Key Risks to Outlook

Shift in oil prices –The risk to our outlook also depends on the trajectory of global oil prices. On the one hand, higher-than-expected prices in 2011 and beyond could provide a significant boost to the state's coffers, increase the supply of dollars in the economy and stimulate private consumption. On the other hand, while not our core scenario, lower-than-expected prices could do the opposite, and could even drag the economy back into recession again. Elsewhere, we see political risks in the run-up to the election as a major risk to our outlook. While it is too early to determine exactly what will unfold in Venezuela over the next couple of years, we caution that the scope for political unrest could still derail this fragile economic recovery.

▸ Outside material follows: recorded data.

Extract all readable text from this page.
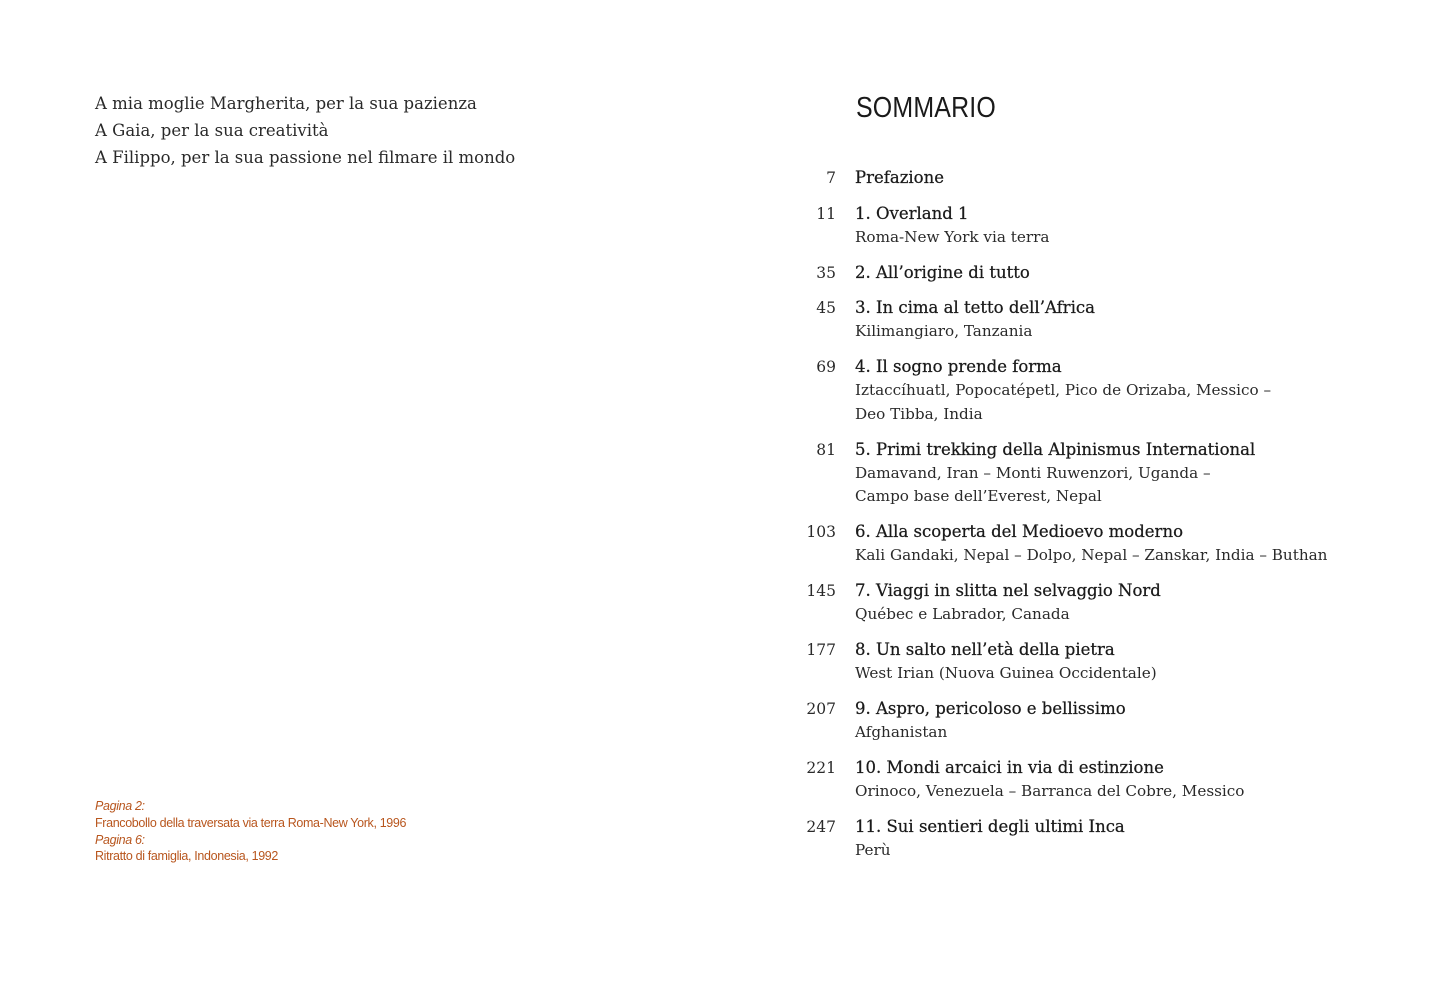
A mia moglie Margherita, per la sua pazienza
A Gaia, per la sua creatività
A Filippo, per la sua passione nel filmare il mondo
Pagina 2:
Francobollo della traversata via terra Roma-New York, 1996
Pagina 6:
Ritratto di famiglia, Indonesia, 1992
SOMMARIO
7 Prefazione
11 1. Overland 1
Roma-New York via terra
35 2. All’origine di tutto
45 3. In cima al tetto dell’Africa
Kilimangiaro, Tanzania
69 4. Il sogno prende forma
Iztaccíhuatl, Popocatépetl, Pico de Orizaba, Messico –
Deo Tibba, India
81 5. Primi trekking della Alpinismus International
Damavand, Iran – Monti Ruwenzori, Uganda –
Campo base dell’Everest, Nepal
103 6. Alla scoperta del Medioevo moderno
Kali Gandaki, Nepal – Dolpo, Nepal – Zanskar, India – Buthan
145 7. Viaggi in slitta nel selvaggio Nord
Québec e Labrador, Canada
177 8. Un salto nell’età della pietra
West Irian (Nuova Guinea Occidentale)
207 9. Aspro, pericoloso e bellissimo
Afghanistan
221 10. Mondi arcaici in via di estinzione
Orinoco, Venezuela – Barranca del Cobre, Messico
247 11. Sui sentieri degli ultimi Inca
Perù
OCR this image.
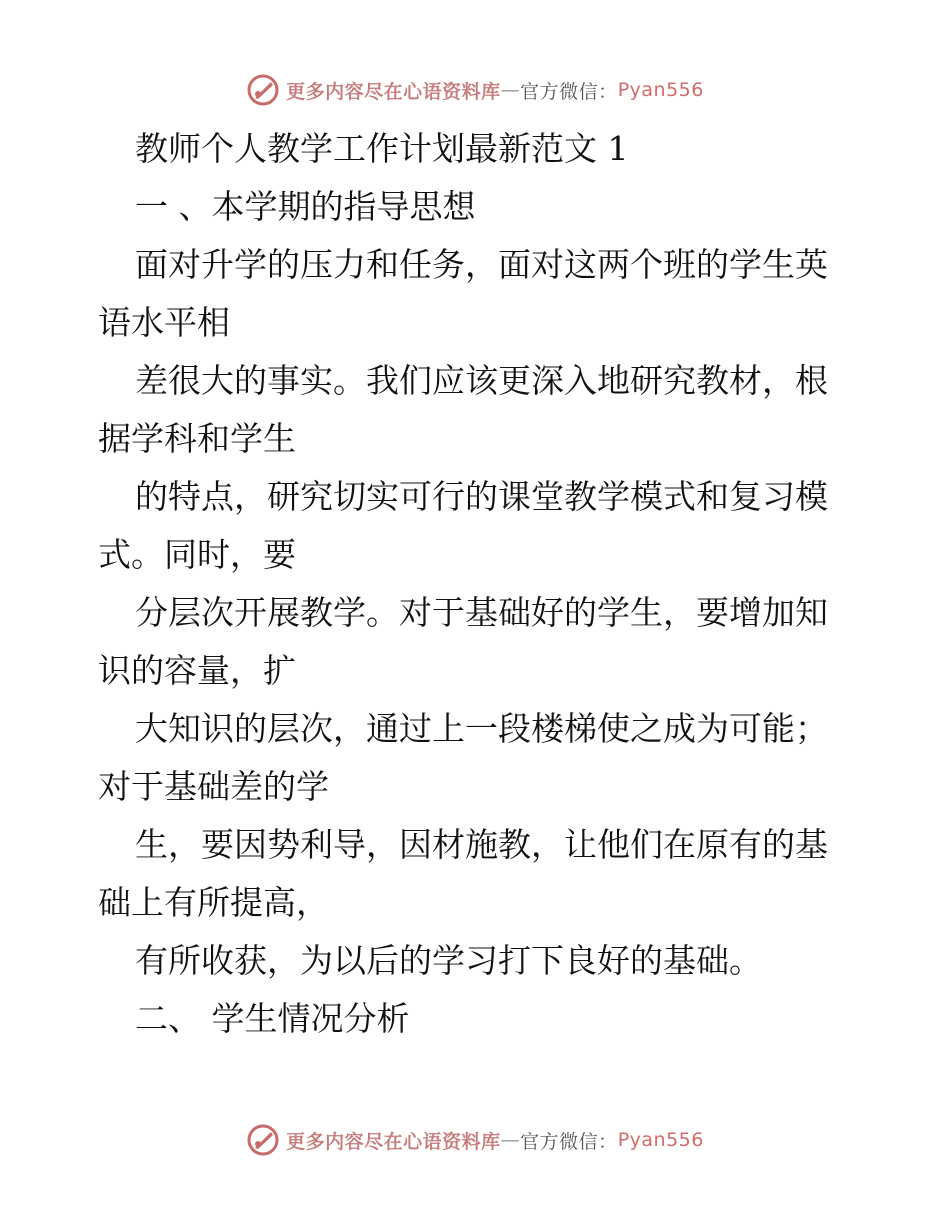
更多内容尽在心语资料库 — 官方微信： Pyan556

教师个人教学工作计划最新范文 1

一 、本学期的指导思想

面对升学的压力和任务，面对这两个班的学生英

语水平相

差很大的事实。我们应该更深入地研究教材，根

据学科和学生

的特点，研究切实可行的课堂教学模式和复习模

式。同时，要

分层次开展教学。对于基础好的学生，要增加知

识的容量，扩

大知识的层次，通过上一段楼梯使之成为可能；

对于基础差的学

生，要因势利导，因材施教，让他们在原有的基

础上有所提高，

有所收获，为以后的学习打下良好的基础。

二、 学生情况分析

更多内容尽在心语资料库 — 官方微信： Pyan556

Inflationary unrest – With one of the highest rates of inflation in the world, we expect worker strikes within the private sector to be a persistent feature of Venezuela's landscape in the medium term. The recent strikes at both Coca-Cola FEMSA and Heinz plants highlight this negative aspect of the country's risk profile. While we are a forecasting improvement in the rate of inflation, we believe the rapid pace of price rises will still be enough to fuel a considerable amount of worker discontent over the coming year.